9 February 2023
Large language models (LLMs) and AI chatbots have captured the world’s interest, ignited by the release of ChatGPT in late 2022 and the ease of querying it provides. It’s now one of the fastest growing consumer applications ever, writes the UK official National Cyber Security Centre (NCSC).
Undoubtedly, the NCSC concludes in a blog post, risks are involved in the unfettered use of public LLMs. Individuals and organisations should take great care with the data they choose to submit in prompts. You should ensure that those who want to experiment with LLMs are able to, but in a way that doesn’t place organisational data at risk, the NCSC advises.
On phshing emails, the NCSC points out that LLMs excel at replicating writing styles on demand, there is a risk of criminals using LLMs to write convincing phishing emails, including emails in multiple languages. This may aid attackers with high technical capabilities but who lack linguistic skills, by helping them to create convincing phishing emails (or conduct social engineering) in the native language of their targets.
For the blog post in full visit the NCSC website.
If you are sending information to an external service provider for processing, then you must assume that it can store and distribute that information as part of its architecture. In the absence of a clear explicit statement where the third-party processor guarantees that the information will not leak, you must assume it is no longer private, says Wicus Ross, Senior Security Researcher at Orange Cyberdefense. “While AI-powered chatbots are trained and further refined by their developers, it isn’t out of the question for staff to access the data that’s being inputted into them. And, considering that humans are often the weakest element of a business’ security posture, this opens the information to a range of threats, even if the risk is accidental.
“Whenever sharing data with a third-party, businesses need to be aware that its security is now out of their hands because it’s difficult to apply their own policies, procedures and controls to data that is placed in an external environment.
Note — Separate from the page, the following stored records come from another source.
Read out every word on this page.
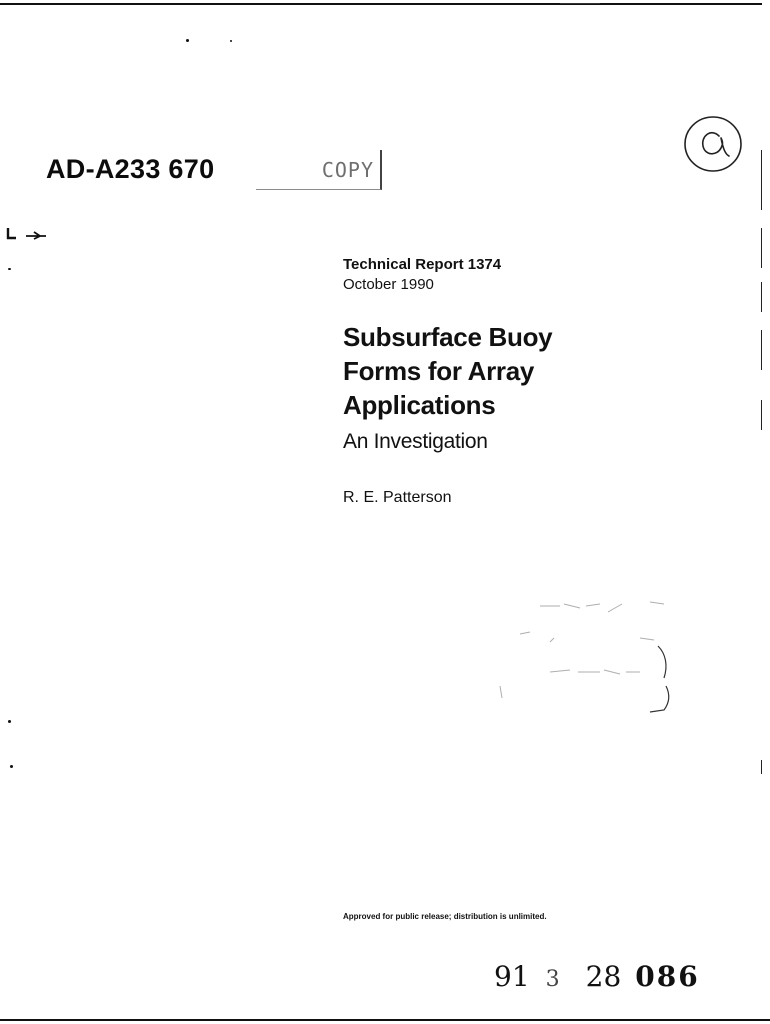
AD-A233 670	COPY
Technical Report 1374
October 1990
Subsurface Buoy
Forms for Array
Applications
An Investigation
R. E. Patterson
Approved for public release; distribution is unlimited.
91 3 28 086
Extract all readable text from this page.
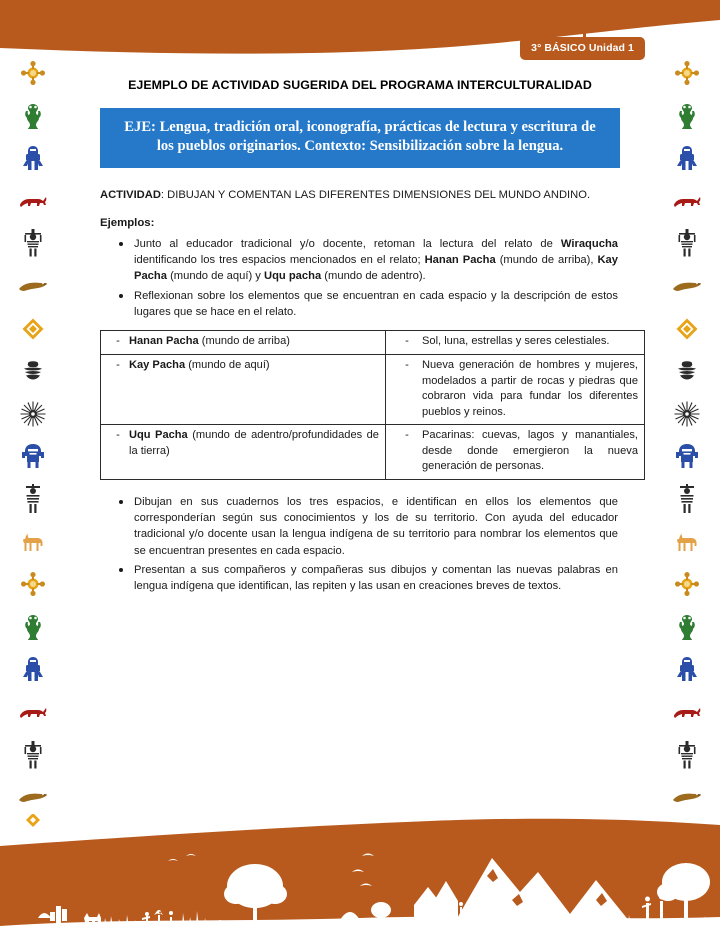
3° BÁSICO Unidad 1
EJEMPLO DE ACTIVIDAD SUGERIDA DEL PROGRAMA INTERCULTURALIDAD
EJE: Lengua, tradición oral, iconografía, prácticas de lectura y escritura de los pueblos originarios. Contexto: Sensibilización sobre la lengua.

ACTIVIDAD: DIBUJAN Y COMENTAN LAS DIFERENTES DIMENSIONES DEL MUNDO ANDINO.

Ejemplos:

Junto al educador tradicional y/o docente, retoman la lectura del relato de Wiraqucha identificando los tres espacios mencionados en el relato; Hanan Pacha (mundo de arriba), Kay Pacha (mundo de aquí) y Uqu pacha (mundo de adentro).
Reflexionan sobre los elementos que se encuentran en cada espacio y la descripción de estos lugares que se hace en el relato.
- Hanan Pacha (mundo de arriba)	- Sol, luna, estrellas y seres celestiales.

- Kay Pacha (mundo de aquí)	- Nueva generación de hombres y mujeres, modelados a partir de rocas y piedras que cobraron vida para fundar los diferentes pueblos y reinos.

- Uqu Pacha (mundo de adentro/profundidades de la tierra)	- Pacarinas: cuevas, lagos y manantiales, desde donde emergieron la nueva generación de personas.
Dibujan en sus cuadernos los tres espacios, e identifican en ellos los elementos que corresponderían según sus conocimientos y los de su territorio. Con ayuda del educador tradicional y/o docente usan la lengua indígena de su territorio para nombrar los elementos que se encuentran presentes en cada espacio.
Presentan a sus compañeros y compañeras sus dibujos y comentan las nuevas palabras en lengua indígena que identifican, las repiten y las usan en creaciones breves de textos.
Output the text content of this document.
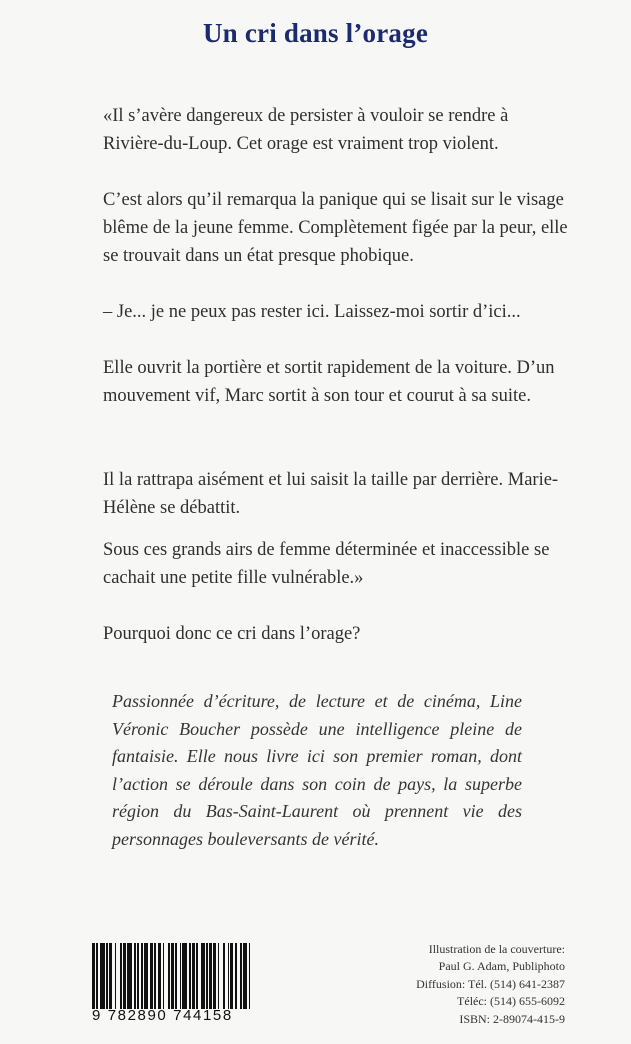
Un cri dans l’orage

«Il s’avère dangereux de persister à vouloir se rendre à Rivière-du-Loup. Cet orage est vraiment trop violent.

C’est alors qu’il remarqua la panique qui se lisait sur le visage blême de la jeune femme. Complètement figée par la peur, elle se trouvait dans un état presque phobique.

– Je... je ne peux pas rester ici. Laissez-moi sortir d’ici...

Elle ouvrit la portière et sortit rapidement de la voiture. D’un mouvement vif, Marc sortit à son tour et courut à sa suite.

Il la rattrapa aisément et lui saisit la taille par derrière. Marie-Hélène se débattit.

Sous ces grands airs de femme déterminée et inaccessible se cachait une petite fille vulnérable.»

Pourquoi donc ce cri dans l’orage?

Passionnée d’écriture, de lecture et de cinéma, Line Véronic Boucher possède une intelligence pleine de fantaisie. Elle nous livre ici son premier roman, dont l’action se déroule dans son coin de pays, la superbe région du Bas-Saint-Laurent où prennent vie des personnages bouleversants de vérité.

9 782890 744158
Illustration de la couverture:
Paul G. Adam, Publiphoto
Diffusion: Tél. (514) 641-2387
Téléc: (514) 655-6092
ISBN: 2-89074-415-9
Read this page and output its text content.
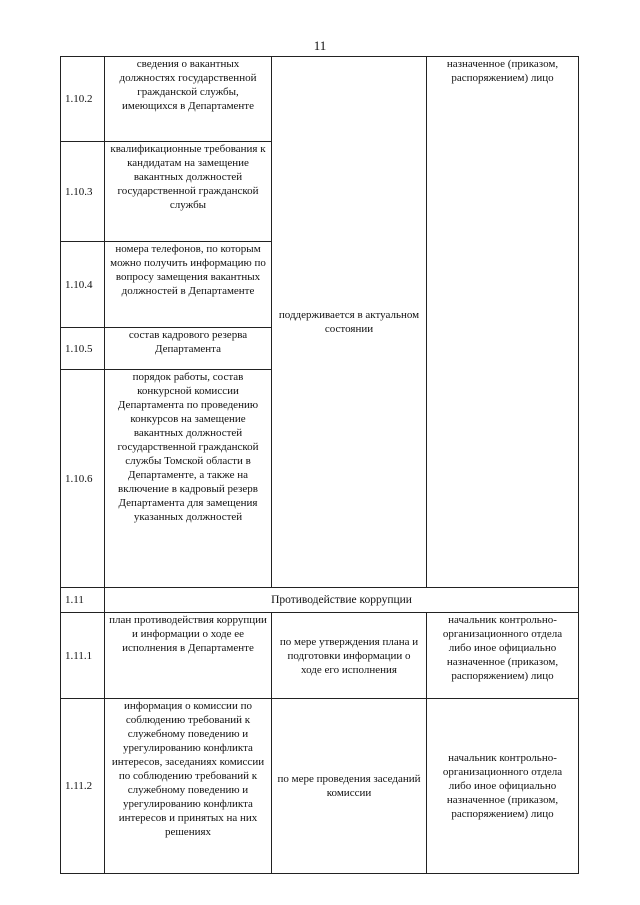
11
1.10.2	сведения о вакантных должностях государственной гражданской службы, имеющихся в Департаменте	поддерживается в актуальном состоянии	назначенное (приказом, распоряжением) лицо
1.10.3	квалификационные требования к кандидатам на замещение вакантных должностей государственной гражданской службы		
1.10.4	номера телефонов, по которым можно получить информацию по вопросу замещения вакантных должностей в Департаменте		
1.10.5	состав кадрового резерва Департамента		
1.10.6	порядок работы, состав конкурсной комиссии Департамента по проведению конкурсов на замещение вакантных должностей государственной гражданской службы Томской области в Департаменте, а также на включение в кадровый резерв Департамента для замещения указанных должностей		
1.11	Противодействие коррупции		
1.11.1	план противодействия коррупции и информации о ходе ее исполнения в Департаменте	по мере утверждения плана и подготовки информации о ходе его исполнения	начальник контрольно-организационного отдела либо иное официально назначенное (приказом, распоряжением) лицо
1.11.2	информация о комиссии по соблюдению требований к служебному поведению и урегулированию конфликта интересов, заседаниях комиссии по соблюдению требований к служебному поведению и урегулированию конфликта интересов и принятых на них решениях	по мере проведения заседаний комиссии	начальник контрольно-организационного отдела либо иное официально назначенное (приказом, распоряжением) лицо
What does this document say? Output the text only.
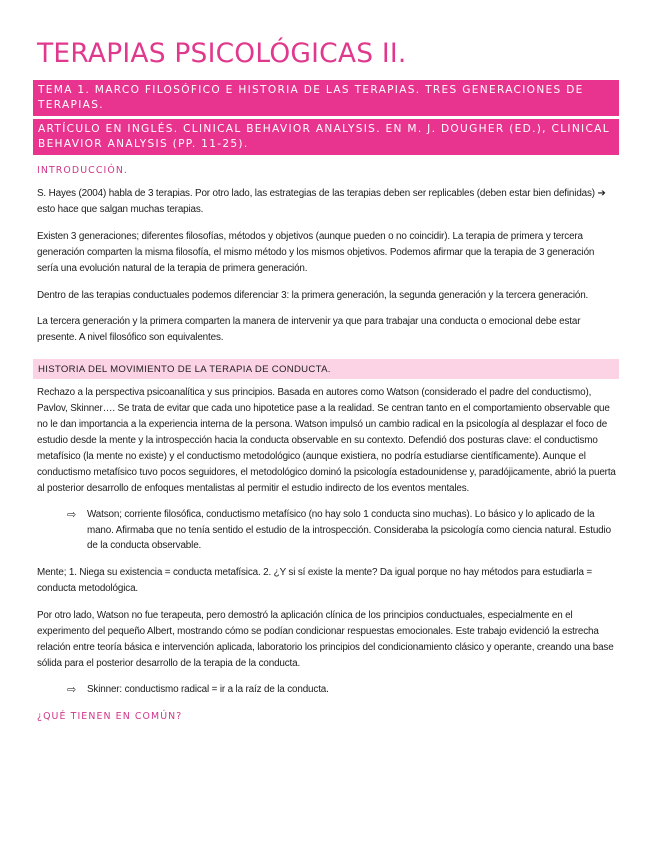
TERAPIAS PSICOLÓGICAS II.
TEMA 1. MARCO FILOSÓFICO E HISTORIA DE LAS TERAPIAS. TRES GENERACIONES DE TERAPIAS.
ARTÍCULO EN INGLÉS. CLINICAL BEHAVIOR ANALYSIS. EN M. J. DOUGHER (ED.), CLINICAL BEHAVIOR ANALYSIS (PP. 11-25).
INTRODUCCIÓN.

S. Hayes (2004) habla de 3 terapias. Por otro lado, las estrategias de las terapias deben ser replicables (deben estar bien definidas) ➔ esto hace que salgan muchas terapias.

Existen 3 generaciones; diferentes filosofías, métodos y objetivos (aunque pueden o no coincidir). La terapia de primera y tercera generación comparten la misma filosofía, el mismo método y los mismos objetivos. Podemos afirmar que la terapia de 3 generación sería una evolución natural de la terapia de primera generación.

Dentro de las terapias conductuales podemos diferenciar 3: la primera generación, la segunda generación y la tercera generación.

La tercera generación y la primera comparten la manera de intervenir ya que para trabajar una conducta o emocional debe estar presente. A nivel filosófico son equivalentes.

HISTORIA DEL MOVIMIENTO DE LA TERAPIA DE CONDUCTA.

Rechazo a la perspectiva psicoanalítica y sus principios. Basada en autores como Watson (considerado el padre del conductismo), Pavlov, Skinner…. Se trata de evitar que cada uno hipotetice pase a la realidad. Se centran tanto en el comportamiento observable que no le dan importancia a la experiencia interna de la persona. Watson impulsó un cambio radical en la psicología al desplazar el foco de estudio desde la mente y la introspección hacia la conducta observable en su contexto. Defendió dos posturas clave: el conductismo metafísico (la mente no existe) y el conductismo metodológico (aunque existiera, no podría estudiarse científicamente). Aunque el conductismo metafísico tuvo pocos seguidores, el metodológico dominó la psicología estadounidense y, paradójicamente, abrió la puerta al posterior desarrollo de enfoques mentalistas al permitir el estudio indirecto de los eventos mentales.

⇨	Watson; corriente filosófica, conductismo metafísico (no hay solo 1 conducta sino muchas). Lo básico y lo aplicado de la mano. Afirmaba que no tenía sentido el estudio de la introspección. Consideraba la psicología como ciencia natural. Estudio de la conducta observable.

Mente; 1. Niega su existencia = conducta metafísica. 2. ¿Y si sí existe la mente? Da igual porque no hay métodos para estudiarla = conducta metodológica.

Por otro lado, Watson no fue terapeuta, pero demostró la aplicación clínica de los principios conductuales, especialmente en el experimento del pequeño Albert, mostrando cómo se podían condicionar respuestas emocionales. Este trabajo evidenció la estrecha relación entre teoría básica e intervención aplicada, laboratorio los principios del condicionamiento clásico y operante, creando una base sólida para el posterior desarrollo de la terapia de la conducta.

⇨	Skinner: conductismo radical = ir a la raíz de la conducta.

¿QUÉ TIENEN EN COMÚN?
This even goes for SaaS platforms such as Slack and Microsoft Teams, which do have clear data and processing boundaries but which can be blurred when augmented with third-party add-ons.
“Therefore, businesses need to use the NCSC’s advisory to highlight the risk that these tools pose to any sensitive information that’s inputted into them. Staff need to be made aware that they’re not necessarily just talking to an AI, but that their conversations could be accessed by humans either with malicious intent or those that simply aren’t aware of cybersecurity best practices and therefore put the data at risk. It will be almost impossible to stop staff from using these tools completely, but education and awareness are the key to making their use as harmless as possible.”